Sc2Mol: a scaffold-based two-step molecule generator with variational autoencoder and transformer
Track: TransMed
  • Zhirui Liao, Fudan University, China
  • Lei Xie, Hunter College, The City University of New York, United States
  • Hiroshi Mamitsuka, Kyoto University, Japan
  • Shanfeng Zhu, Fudan University, China


Presentation Overview: Show

Finding molecules with desired pharmaceutical properties is crucial in drug discovery. Generative models can be an efficient tool to find desired molecules through the distribution learned by the model to approximate given training data. Existing generative models (i) do not consider backbone structures (scaffolds), resulting in inefficiency or (ii) need prior patterns for scaffolds, causing bias. Scaffolds are reasonable to use, and it is imperative to design a generative model without any prior scaffold patterns.

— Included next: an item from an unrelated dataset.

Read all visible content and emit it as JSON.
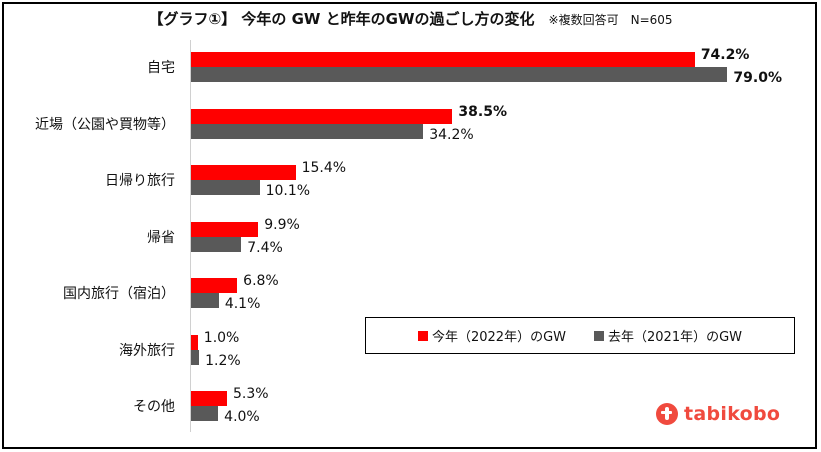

We propose a generative model-based molecule generator, Sc2Mol, without any prior scaffold patterns. Sc2Mol uses SMILES strings for molecules. It consists of two steps: scaffold generation and scaffold decoration, which are carried out by a variational autoencoder and a transformer, respectively. The two steps are powerful for implementing random molecule generation and scaffold optimization. Our empirical evaluation using drug-like molecule datasets confirmed the success of our model in distribution learning and molecule optimization. Also, our model could automatically learn the rules to transform coarse scaffolds into sophisticated drug candidates. These rules were consistent with those for current lead optimization.